Letteratura ed informazione giornalistica
In questo periodo, così denso di accadimenti pubblici come di riflessioni private, ho avuto modo di meditare sulle differenze che distinguono la letteratura e la comunicazione giornalistica.
Questa insolita riflessione, così lontana dalla mia consuetudine, è forse profondamente legata alle pieghe dell’animo che mi ispirano come lettrice e come operatore di comunicazione.
Quando leggo un quotidiano scelgo un universo privato: la casa, la mia camera, il mio tempo mediato attraverso le esperienze di donna matura, integrata nella città che amo e della quale mi circondo, come un pesce nel suo mare.
Ed è singolare come la cronaca descritta da un quotidiano è spesso lontana da me, anche se gli accadimenti che vi si susseguono sono, in senso esclusivamente geometrico, prossimi alla mia vita.

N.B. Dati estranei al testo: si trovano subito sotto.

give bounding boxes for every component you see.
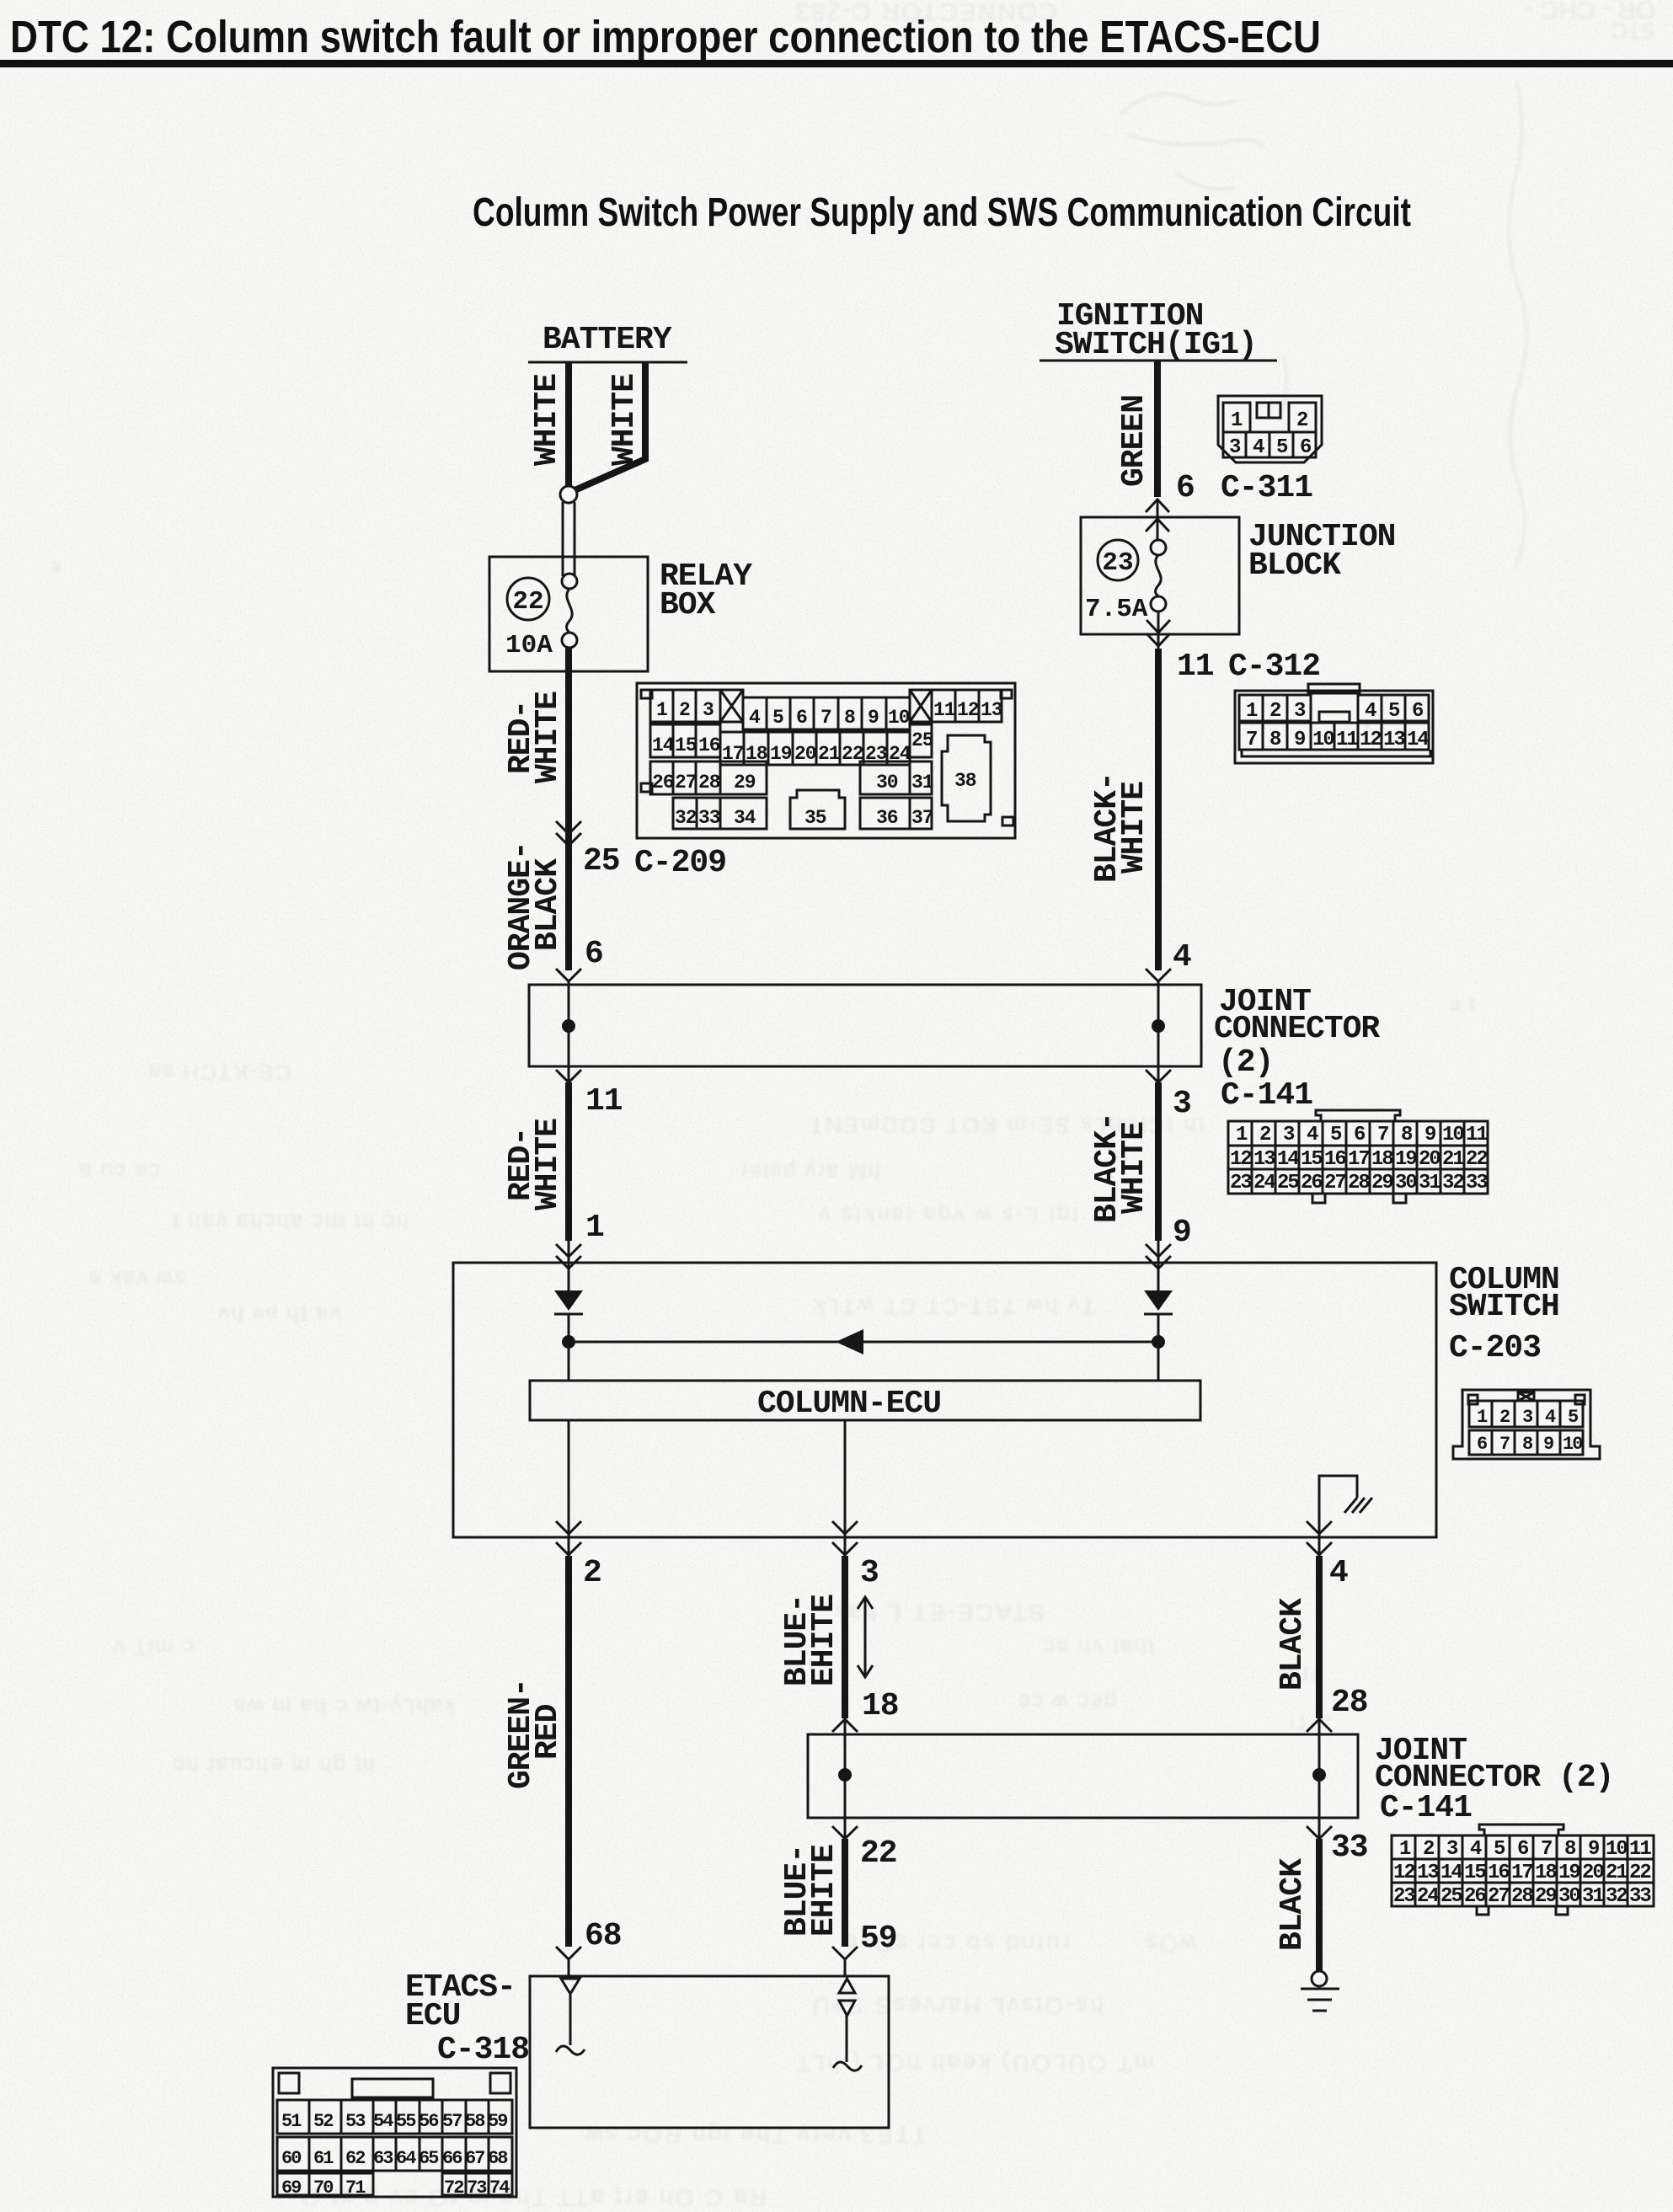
diode right [1144,1290,1173,1311]
svg-text:31: 31 [1582,1885,1604,1908]
svg-text:12: 12 [957,699,979,721]
svg-text:13: 13 [981,699,1002,721]
svg-text:3: 3 [1173,1086,1191,1122]
svg-text:STC: STC [1612,19,1655,44]
svg-text:11: 11 [1629,1838,1651,1861]
svg-text:2: 2 [583,1555,601,1591]
X box 2 [910,690,932,722]
svg-text:22: 22 [1629,1862,1650,1884]
svg-text:71: 71 [345,2177,366,2199]
svg-text:27: 27 [675,772,697,793]
svg-text:22: 22 [860,1835,897,1872]
svg-text:30: 30 [1395,1172,1417,1194]
junction dot left on bus [562,1335,575,1349]
junction dot [1312,1768,1326,1782]
svg-text:11: 11 [1177,649,1214,685]
svg-text:ECU: ECU [405,1998,460,2034]
fuse number circle 22 [507,578,549,620]
svg-text:69: 69 [281,2177,301,2199]
wire junction block to joint connector (BLACK-WHITE) [1155,649,1162,970]
svg-text:8: 8 [1401,1124,1413,1146]
svg-text:EHITE: EHITE [806,1595,842,1686]
svg-text:Column Switch Power Supply and: Column Switch Power Supply and SWS Commu… [473,190,1411,235]
svg-text:2: 2 [1259,1124,1270,1146]
svg-text:COLUMN-ECU: COLUMN-ECU [757,1386,941,1422]
connector C-311 pin diagram [1218,396,1322,462]
svg-text:RED: RED [530,1704,566,1760]
svg-text:c miT v: c miT v [112,1635,194,1660]
wire battery left (WHITE) [565,362,572,487]
svg-text:6: 6 [1176,470,1195,506]
fuse 23 wavy element [1156,555,1162,596]
svg-text:10A: 10A [505,631,553,660]
connector C-209 double chevron [556,821,581,846]
wire fuse to block bottom [1157,612,1160,650]
svg-text:6: 6 [1517,1838,1529,1861]
svg-text:8: 8 [1522,1434,1533,1455]
svg-text:70: 70 [313,2177,333,2199]
svg-text:7: 7 [1499,1434,1510,1455]
svg-text:CONNECTOR: CONNECTOR [1214,1011,1380,1047]
svg-text:1: 1 [1477,1407,1488,1428]
svg-text:2: 2 [1296,409,1307,432]
svg-text:a: a [51,555,63,578]
fuse 23 symbol top circle [1151,540,1166,555]
svg-text:va th av hv: va th av hv [216,1302,341,1328]
joint connector (2) box lower [808,1734,1358,1818]
direction arrow on bus [836,1329,863,1354]
ETACS-ECU box [530,1976,889,2128]
svg-text:28: 28 [1348,1172,1370,1194]
wire into diode left [568,1263,570,1291]
svg-text:6: 6 [1354,1124,1366,1146]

Tutt’altra esistenza mi trascina quando apro la mente ed il cuore ai classici. Kafka, Balzac, Dostoevskij: essi mi invitano a superare d’un balzo, almeno per qualche tempo, la linea che separa il mio universo attuale e quello, ormai eterno, dal quale essi mi chiamano, mi lusingano, mi inquietano.
E’ il fascino misterioso della letteratura, di quella scrittura estranea alla volatilità della cronaca, alla miseria di un tempo che scorre vanamente, senza che rimanga traccia degli uomini e delle donne che lo hanno attraversato, poiché essi sembra non abbiano altro interesse che non sia rivolto ad un raccapricciante hic et nunc.
Ecco il potere del vento impetuoso della letteratura, così distante dal soffio sbadato della informazione che ci assedia: grazie ad un misterioso incantesimo una verità altrui diventa mia senza smettere di essere altra.
Abdico così al mio “io” in favore di chi parla, e ciononostante resto me stessa.
Oggi l’informazione giornalistica sta cambiando. Sta forse cercando la strada che conduca ad una forma di comunicazione più privata, più intima, che sia in grado di raccontare le altre vite, cercando di conciliare tutti i momenti inconciliabili di un’esperienza umana, parlando di angoscia, di solitudine, di depressione ma anche di gioie, di conquiste, di successi: ciò, in fondo che genera le straordinarie singolarità di ciascuno di noi.
Un dolore che trova le parole per raccontarsi smette di essere esclusione radicale, ci rende trasparenti gli uni agli altri, in ciò che abbiamo di più opaco.
E quando ci ha attraversato, quando lo abbiamo condiviso, esso diventa, nella consapevolezza del destino che lega tutti gli uomini, meno insostenibile. Perché abbiamo necessità di sapere, di constatare che le nostre esperienze sono le stesse di tutti i nostri simili.